En lo que constituye un paso definitorio en el proceso de demolición del sistema de educación pública, el gobierno hizo aprobar una reforma laboral disfrazada de educativa que generó una gran inconformidad en los sectores organizados e independientes del magisterio. Decenas de miles de mentores de diversos puntos de la República marcharon sobre la capital y permanecen en ella para hacer patente su descontento. En respuesta, el poder oligárquico organizó una campaña de desprestigio y denuesto contra los profesores y buscó capitalizar en contra de ellos la molestia de muchos capitalinos afectados en sus traslados diarios por las movilizaciones magisteriales.
Luego vino una provocación policial –cualquiera puede ver en Youtube los videos que muestran a la Policía Federal escoltando hasta la plaza a columnas de presuntos civiles que marchan con gran disciplina, sin que se sepa contra quién o para qué– para buscar una respuesta violenta del movimiento magisterial. Se consiguió, en cambio, provocar una vasta oleada de solidaridad social hacia los maestros, solidaridad que se expresa tanto en la realización de marchas de apoyo como en el acopio de víveres, medicinas y ropa para el campamento instalado en el Monumento a la Revolución.
Por añadidura, estas fechas patrias tienen como telones de fondo la pobreza imparable de millones de personas, la agudización de las carencias educativas y de salud, la desintegración social creciente, el desánimo de la ciudadanía y la violencia delictiva que ha sido parcialmente ocultada a la opinión pública por instrucciones de la Presidencia, pero que dista mucho de haber amainado en relación con el calderonato.

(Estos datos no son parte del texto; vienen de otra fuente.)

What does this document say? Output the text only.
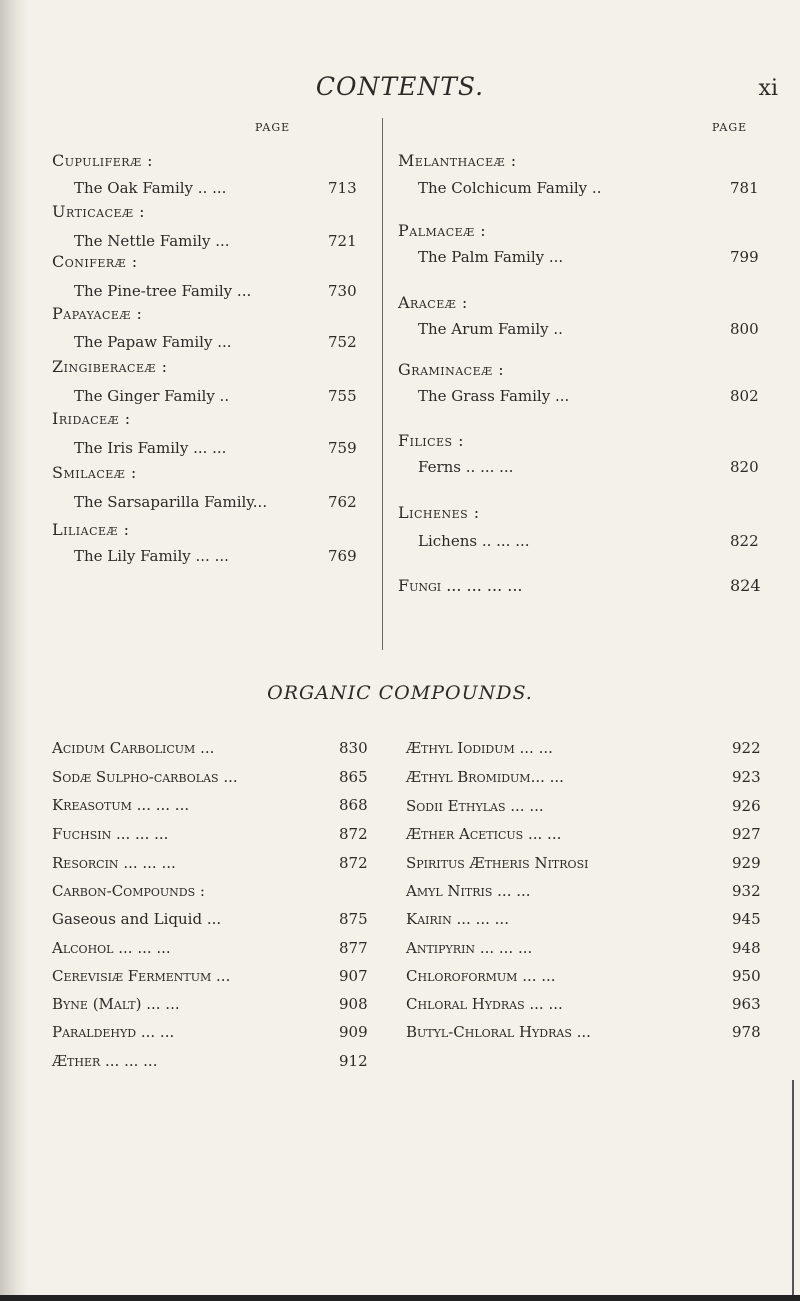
CONTENTS.	xi
PAGE	PAGE
Cupuliferæ :
The Oak Family .. ...	713
Urticaceæ :
The Nettle Family ...	721
Coniferæ :
The Pine-tree Family ...	730
Papayaceæ :
The Papaw Family ...	752
Zingiberaceæ :
The Ginger Family ..	755
Iridaceæ :
The Iris Family ... ...	759
Smilaceæ :
The Sarsaparilla Family...	762
Liliaceæ :
The Lily Family ... ...	769
Melanthaceæ :
The Colchicum Family ..	781
Palmaceæ :
The Palm Family ...	799
Araceæ :
The Arum Family ..	800
Graminaceæ :
The Grass Family ...	802
Filices :
Ferns .. ... ...	820
Lichenes :
Lichens .. ... ...	822
Fungi ... ... ... ...	824
ORGANIC COMPOUNDS.
Acidum Carbolicum ...	830
Sodæ Sulpho-carbolas ...	865
Kreasotum ... ... ...	868
Fuchsin ... ... ...	872
Resorcin ... ... ...	872
Carbon-Compounds :
Gaseous and Liquid ...	875
Alcohol ... ... ...	877
Cerevisiæ Fermentum ...	907
Byne (Malt) ... ...	908
Paraldehyd ... ...	909
Æther ... ... ...	912
Æthyl Iodidum ... ...	922
Æthyl Bromidum... ...	923
Sodii Ethylas ... ...	926
Æther Aceticus ... ...	927
Spiritus Ætheris Nitrosi	929
Amyl Nitris ... ...	932
Kairin ... ... ...	945
Antipyrin ... ... ...	948
Chloroformum ... ...	950
Chloral Hydras ... ...	963
Butyl-Chloral Hydras ...	978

Sobre este panorama se abatió la lluvia: un huracán y una tormenta tropical simultáneos descargaron sus aguaceros, devastaron grandes regiones de ambos litorales y sumieron a cientos de miles de personas y a centenares de poblaciones en una situación desesperada. Ante la tragedia, la respuesta de las autoridades ha sido básicamente televisiva, y muy rápido han surgido los datos del descuido y el desdén oficiales que empeoraron en mucho el desastre humano causado por los meteoros.
El país está anegado, desgajado, hambreado, despojado de derechos y seguridad, amenazado y reprimido, violentado en todos sus ámbitos, y muchas personas tienen el corazón adolorido, el ánimo por los suelos y ninguna esperanza de mejora.
Es justamente el estado de ánimo que necesita generalizar el régimen oligárquico para terminar de imponer su nuevo ciclo de reformas estructurales
: menos derechos, menos propiedad nacional, mayores impuestos y tarifas, mayor deuda compartida por el colectivo y mayor riqueza concentrada en manos privadas. O, por decirlo de otra manera, esta ofensiva antipopular es como los virus: a mayor debilidad en el ánimo del organismo en el que se introducen, mayores son sus probabilidades de éxito.
Desde luego, no todo está perdido y el país es recuperable, a condición de que sus habitantes –y, especialmente, los más lúcidos– se sacudan la depresión y empiecen a marchar, a luchar, a salir a flote, a organizarse, a revertir la catástrofe. Este es el país que hay que recuperar y esta, la vida que debe dignificarse. No hay otro. No hay otra.